I’m grateful for each and everything that has happened in my life.
I don’t fear much because I KNOW that I am strong. I’ve faced winds that would make a grown man weep and I fling my curls and overcome my challenges.
Don’t get me fucked up like I wake up in the morning and click my heels because I don’t. However if there is something in my life that I don’t like or if something is in my life that isn’t serving me a purpose I have no problem in severing ties and changing direction.
I now live in a big house with noise, a family dog, teenage spats over house phone usage that go on between two floors and involve much door slamming. There are conversations, yelling, laughter and family dinners. Theres a trail of even more teenagers coming through to now call me “Auntie Tracy”. I have walking trips to the Post Office and time to prepare special meals for the family. I love to cook and have a beautiful large kitchen that contains nearly any appliance I could ever hope to have at my disposal.
I see sunlight. It’s like the sun went missing for a span of time. I sure did miss that sunlight.
I have a yard to pick leaves out of and patches of green ground to plant flowers in. Several small buds have grown into flowers. I have laundry to do and fresh towels to supply to hungry linen closets.

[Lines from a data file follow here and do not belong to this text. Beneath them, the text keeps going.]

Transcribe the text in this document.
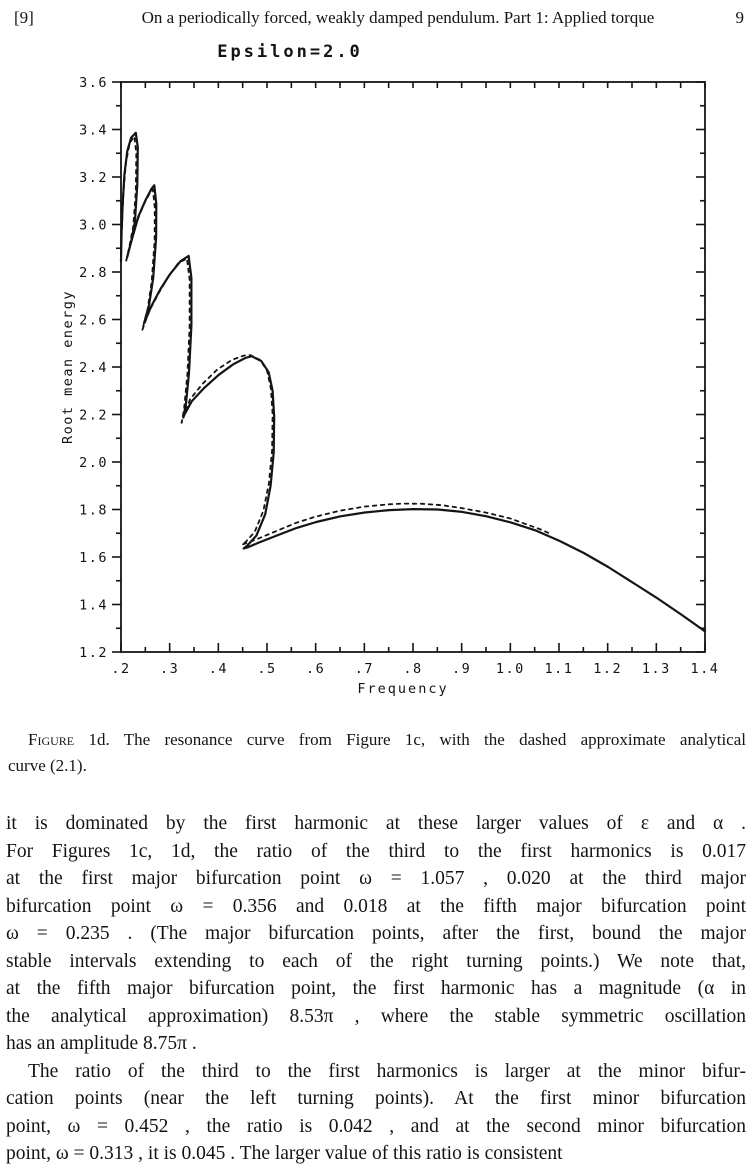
[9]	On a periodically forced, weakly damped pendulum. Part 1: Applied torque	9
Epsilon=2.0
3.6
3.4
3.2
3.0
2.8
2.6
2.4
2.2
2.0
1.8
1.6
1.4
1.2
.2 .3 .4 .5 .6 .7 .8 .9 1.0 1.1 1.2 1.3 1.4
Frequency
Root mean energy
Figure 1d. The resonance curve from Figure 1c, with the dashed approximate analytical
curve (2.1).
it is dominated by the first harmonic at these larger values of ε and α .
For Figures 1c, 1d, the ratio of the third to the first harmonics is 0.017
at the first major bifurcation point ω = 1.057 , 0.020 at the third major
bifurcation point ω = 0.356 and 0.018 at the fifth major bifurcation point
ω = 0.235 . (The major bifurcation points, after the first, bound the major
stable intervals extending to each of the right turning points.) We note that,
at the fifth major bifurcation point, the first harmonic has a magnitude (α in
the analytical approximation) 8.53π , where the stable symmetric oscillation
has an amplitude 8.75π .
The ratio of the third to the first harmonics is larger at the minor bifur-
cation points (near the left turning points). At the first minor bifurcation
point, ω = 0.452 , the ratio is 0.042 , and at the second minor bifurcation
point, ω = 0.313 , it is 0.045 . The larger value of this ratio is consistent
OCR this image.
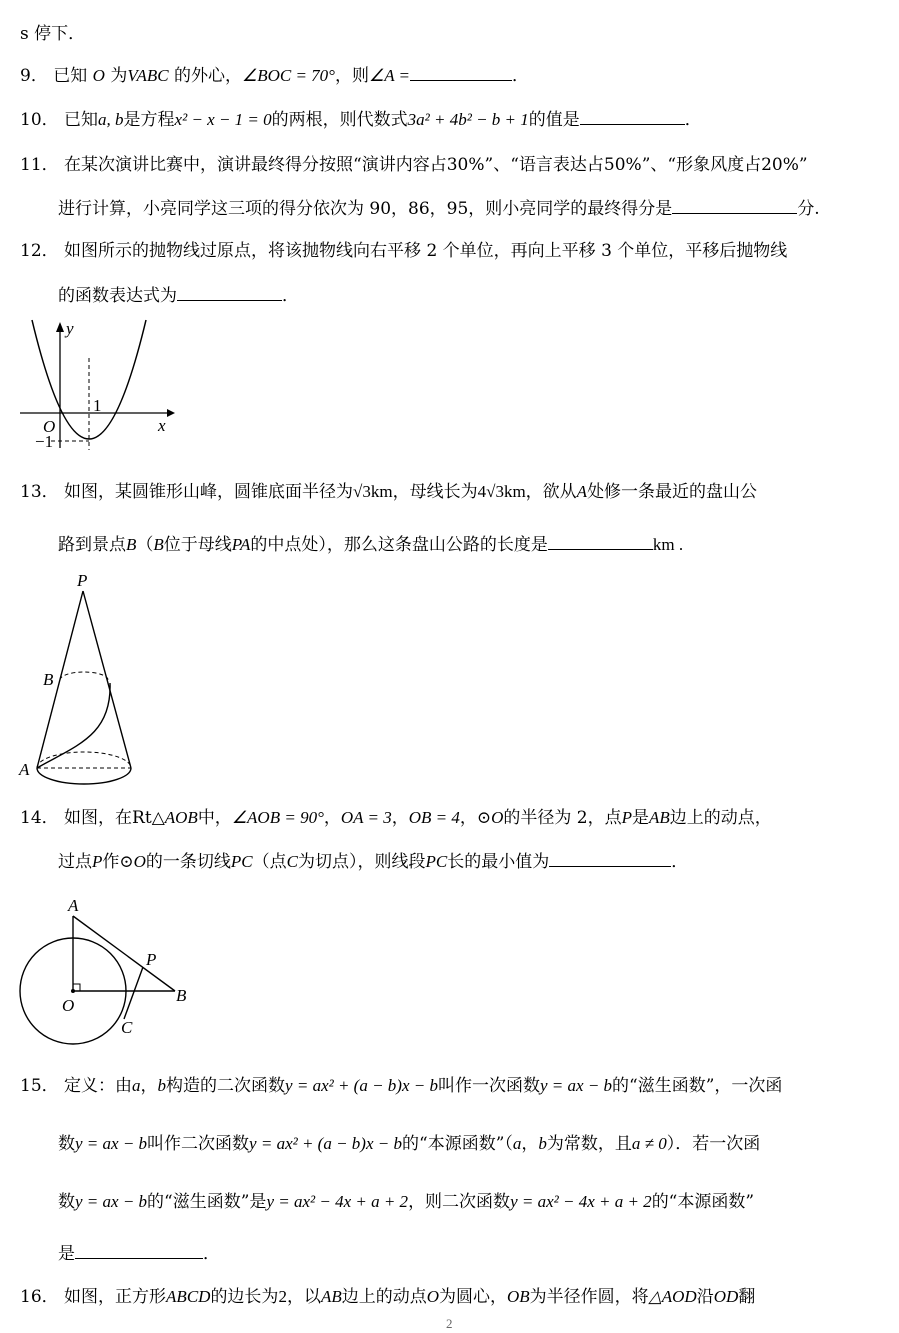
s 停下．
9． 已知 O 为VABC 的外心，∠BOC = 70°，则∠A =	．
10． 已知a, b是方程x² − x − 1 = 0的两根，则代数式3a² + 4b² − b + 1的值是	．
11． 在某次演讲比赛中，演讲最终得分按照“演讲内容占30%”、“语言表达占50%”、“形象风度占20%”
进行计算，小亮同学这三项的得分依次为 90，86，95，则小亮同学的最终得分是	分.
12． 如图所示的抛物线过原点，将该抛物线向右平移 2 个单位，再向上平移 3 个单位，平移后抛物线
的函数表达式为	．
y
x
O
1
−1
13． 如图，某圆锥形山峰，圆锥底面半径为√3km，母线长为4√3km，欲从A处修一条最近的盘山公
路到景点B（B位于母线PA的中点处），那么这条盘山公路的长度是	km .
P
B
A
14． 如图，在Rt△AOB中，∠AOB = 90°，OA = 3，OB = 4，⊙O的半径为 2，点P是AB边上的动点，
过点P作⊙O的一条切线PC（点C为切点），则线段PC长的最小值为	．
A
P
O
B
C
15． 定义：由a，b构造的二次函数y = ax² + (a − b)x − b叫作一次函数y = ax − b的“滋生函数”，一次函
数y = ax − b叫作二次函数y = ax² + (a − b)x − b的“本源函数”（a，b为常数，且a ≠ 0）．若一次函
数y = ax − b的“滋生函数”是y = ax² − 4x + a + 2，则二次函数y = ax² − 4x + a + 2的“本源函数”
是	．
16． 如图，正方形ABCD的边长为2，以AB边上的动点O为圆心，OB为半径作圆，将△AOD沿OD翻
2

I no longer feel alone as I have great friends who support me and surround me when I’m down. I’m grateful to have had the opportunity to spend time with people I would not have ordinarily spent time with had I not fallen on a slight patch of instability. How often do you get to spend the night at a friend’s house. Or be the house guest of someone whose conversation you adore. The opportunity to spend TIME with another person. Temporarily, pleasant and passive time. I’m grateful for the invitations and for the hospitality of others. I’m grateful for the security and safety I’ve been shown from people that I never gave a chance to before.
I’ve slept on a floor again after years of providing myself with my own luxury bed contained in my own apartment after having pulled my way up out of that life years ago.

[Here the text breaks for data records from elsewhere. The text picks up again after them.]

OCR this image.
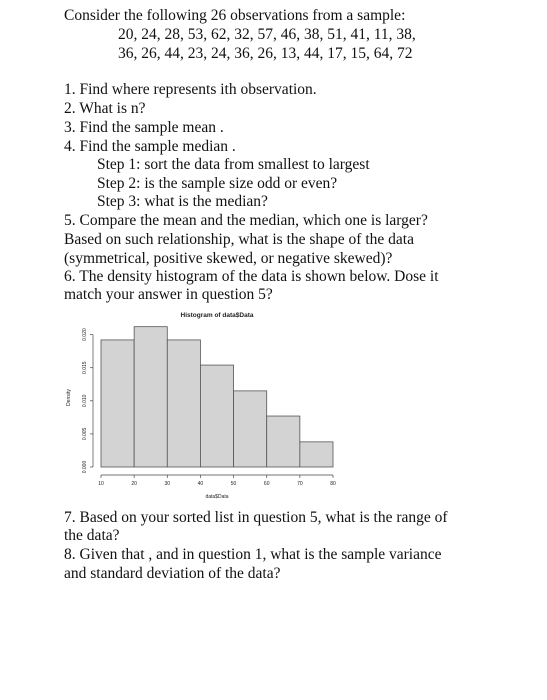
Consider the following 26 observations from a sample:
20, 24, 28, 53, 62, 32, 57, 46, 38, 51, 41, 11, 38,
36, 26, 44, 23, 24, 36, 26, 13, 44, 17, 15, 64, 72
1. Find where represents ith observation.
2. What is n?
3. Find the sample mean .
4. Find the sample median .
Step 1: sort the data from smallest to largest
Step 2: is the sample size odd or even?
Step 3: what is the median?
5. Compare the mean and the median, which one is larger?
Based on such relationship, what is the shape of the data
(symmetrical, positive skewed, or negative skewed)?
6. The density histogram of the data is shown below. Dose it
match your answer in question 5?
Histogram of data$Data
10	20	30	40	50	60	70	80
data$Data
0.000
0.005
0.010
0.015
0.020
Density
7. Based on your sorted list in question 5, what is the range of
the data?
8. Given that , and in question 1, what is the sample variance
and standard deviation of the data?
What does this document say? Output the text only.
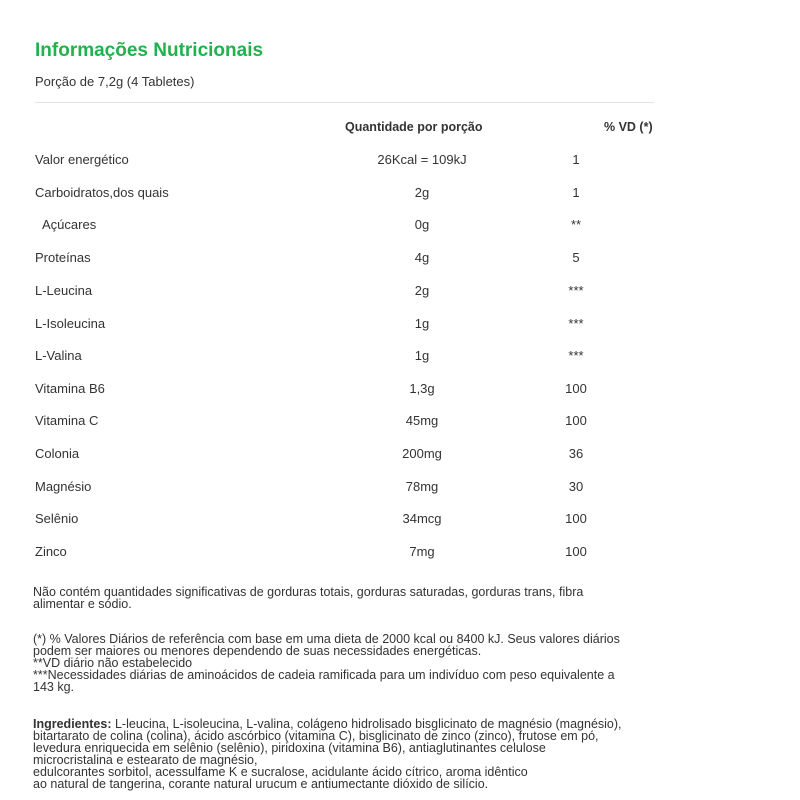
Informações Nutricionais
Porção de 7,2g (4 Tabletes)
Quantidade por porção	% VD (*)
Valor energético	26Kcal = 109kJ	1
Carboidratos,dos quais	2g	1
Açúcares	0g	**
Proteínas	4g	5
L-Leucina	2g	***
L-Isoleucina	1g	***
L-Valina	1g	***
Vitamina B6	1,3g	100
Vitamina C	45mg	100
Colonia	200mg	36
Magnésio	78mg	30
Selênio	34mcg	100
Zinco	7mg	100

Não contém quantidades significativas de gorduras totais, gorduras saturadas, gorduras trans, fibra

alimentar e sódio.

(*) % Valores Diários de referência com base em uma dieta de 2000 kcal ou 8400 kJ. Seus valores diários

podem ser maiores ou menores dependendo de suas necessidades energéticas.

**VD diário não estabelecido

***Necessidades diárias de aminoácidos de cadeia ramificada para um indivíduo com peso equivalente a

143 kg.

Ingredientes: L-leucina, L-isoleucina, L-valina, colágeno hidrolisado bisglicinato de magnésio (magnésio),

bitartarato de colina (colina), ácido ascórbico (vitamina C), bisglicinato de zinco (zinco), frutose em pó,

levedura enriquecida em selênio (selênio), piridoxina (vitamina B6), antiaglutinantes celulose

microcristalina e estearato de magnésio,

edulcorantes sorbitol, acessulfame K e sucralose, acidulante ácido cítrico, aroma idêntico

ao natural de tangerina, corante natural urucum e antiumectante dióxido de silício.
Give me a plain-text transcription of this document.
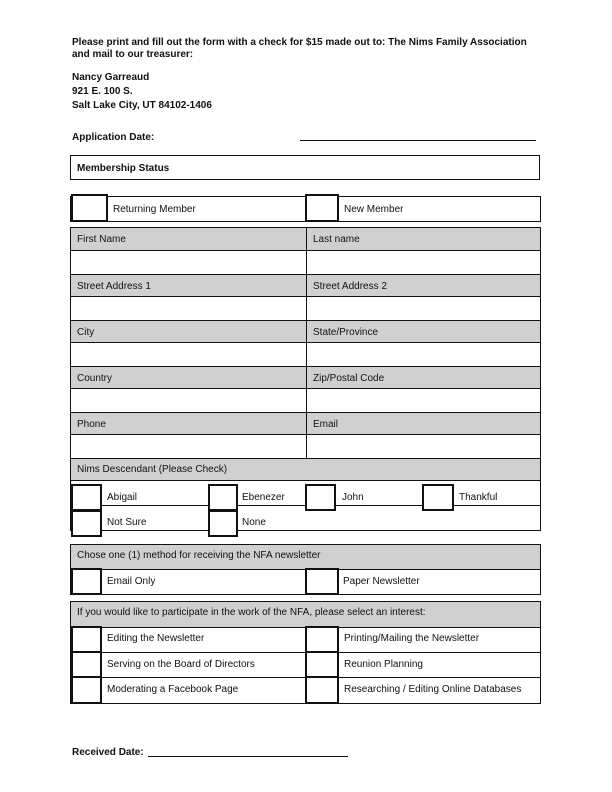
Please print and fill out the form with a check for $15 made out to: The Nims Family Association and mail to our treasurer:
Nancy Garreaud
921 E. 100 S.
Salt Lake City, UT 84102-1406
Application Date:
Membership Status
Returning Member	New Member
First Name	Last name
Street Address 1	Street Address 2
City	State/Province
Country	Zip/Postal Code
Phone	Email
Nims Descendant (Please Check)
Abigail	Ebenezer	John	Thankful
Not Sure	None
Chose one (1) method for receiving the NFA newsletter
Email Only	Paper Newsletter
If you would like to participate in the work of the NFA, please select an interest:
Editing the Newsletter	Printing/Mailing the Newsletter
Serving on the Board of Directors	Reunion Planning
Moderating a Facebook Page	Researching / Editing Online Databases
Received Date:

And you know what? I don’t feel no type of way about it.
I’ve been shopping in thrift stores which reminds me of my child hood. I’ve been touching art and creating things with my hands. I draw and I paint and I write when I want because now I can sit and type when I am in the mood to do so and now working around ‘the man’s schedule’ .
I do what I want when I want, most days I sleep late and I wake up early. I’ve had dates that I didn’t have to cut short because of work the next day. I’ve partied with people whose names you’ve heard of. I’ve walked out of clubs and have breakfast with ‘party clothes’ on. These are all parts of me that went missing; I used to be daring and dynamic. I used to have adventures and stories and would meet the greatest people. I used to live on having deep and meaningful conversations with strangers, exploration of streets and sounds and things that I didn’t know. Stepping out of the ordinary used to be my manna from heaven and I stopped eating somewhere along the way.

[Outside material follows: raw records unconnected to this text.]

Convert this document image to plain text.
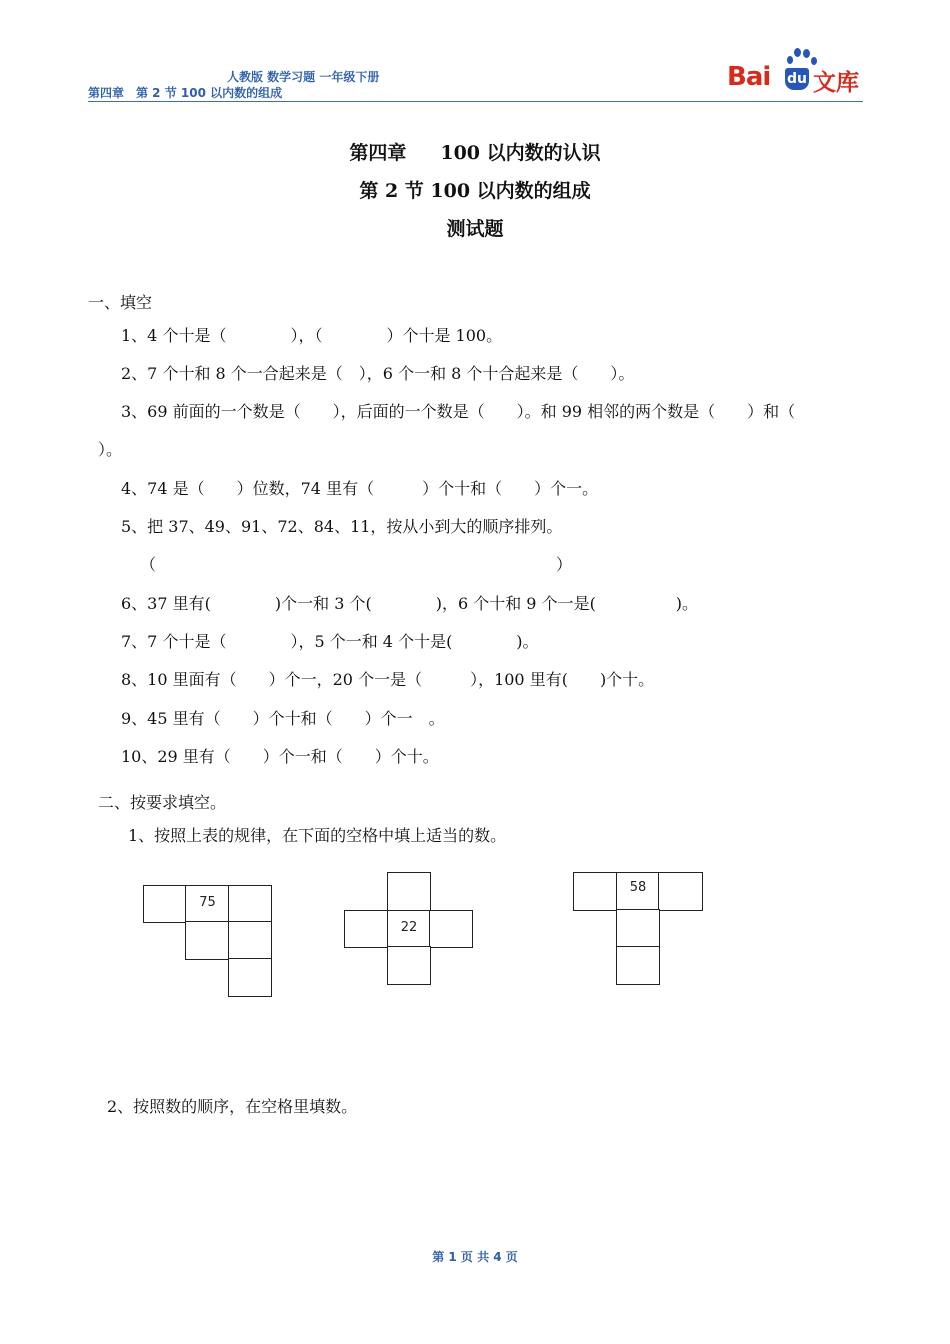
人教版 数学习题 一年级下册
第四章　第 2 节 100 以内数的组成
Bai du 文库
第四章 100 以内数的认识
第 2 节 100 以内数的组成
测试题
一、填空
1、4 个十是（　　　　），（　　　　）个十是 100。
2、7 个十和 8 个一合起来是（　），6 个一和 8 个十合起来是（　　）。
3、69 前面的一个数是（　　），后面的一个数是（　　）。和 99 相邻的两个数是（　　）和（
）。
4、74 是（　　）位数，74 里有（　　　）个十和（　　）个一。
5、把 37、49、91、72、84、11，按从小到大的顺序排列。
（　　　　　　　　　　　　　　　　　　　　　　　　　）
6、37 里有(　　　　)个一和 3 个(　　　　)，6 个十和 9 个一是(　　　　　)。
7、7 个十是（　　　　），5 个一和 4 个十是(　　　　)。
8、10 里面有（　　）个一，20 个一是（　　　），100 里有(　　)个十。
9、45 里有（　　）个十和（　　）个一　。
10、29 里有（　　）个一和（　　）个十。
二、按要求填空。
1、按照上表的规律，在下面的空格中填上适当的数。
75
22
58
2、按照数的顺序，在空格里填数。
第 1 页 共 4 页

I’ve made love and watched the sun rise and then went back to bed. I cuddle with my lover until starvation forces one of us to retrieve further nourishment than merely flesh. I had a lover who is perfectly great but who may also simply always be a lover. I’ve decided that I don’t need a label or a title or even permanence to love another human. I never did; I simply need for the love to be true and for the love’s heart to beat in time with my own.
I don’t run through my life anymore. My daughter and I live separate these days and it’s finally settled in my heart. I hop in bed and snooze quickly now because I’m used to (and confident in) her having her own space elsewhere. I don’t feel afraid before I fall into a deep sleep and my heart no longer halts momentarily each morning as I open my eyes. I’m not suffering from anxiety and I’m not suffering with depression. Aside from the occasional ’crunk’ feeling I get every four weeks or so I had to really think hard to recall the last time I was righteously fucked up emotionally. I’m grateful.
My business is almost up and running. I have projects that are coming from the left and from the right and center.
I’m grateful.
I’m blessed; my life is a delicious mess.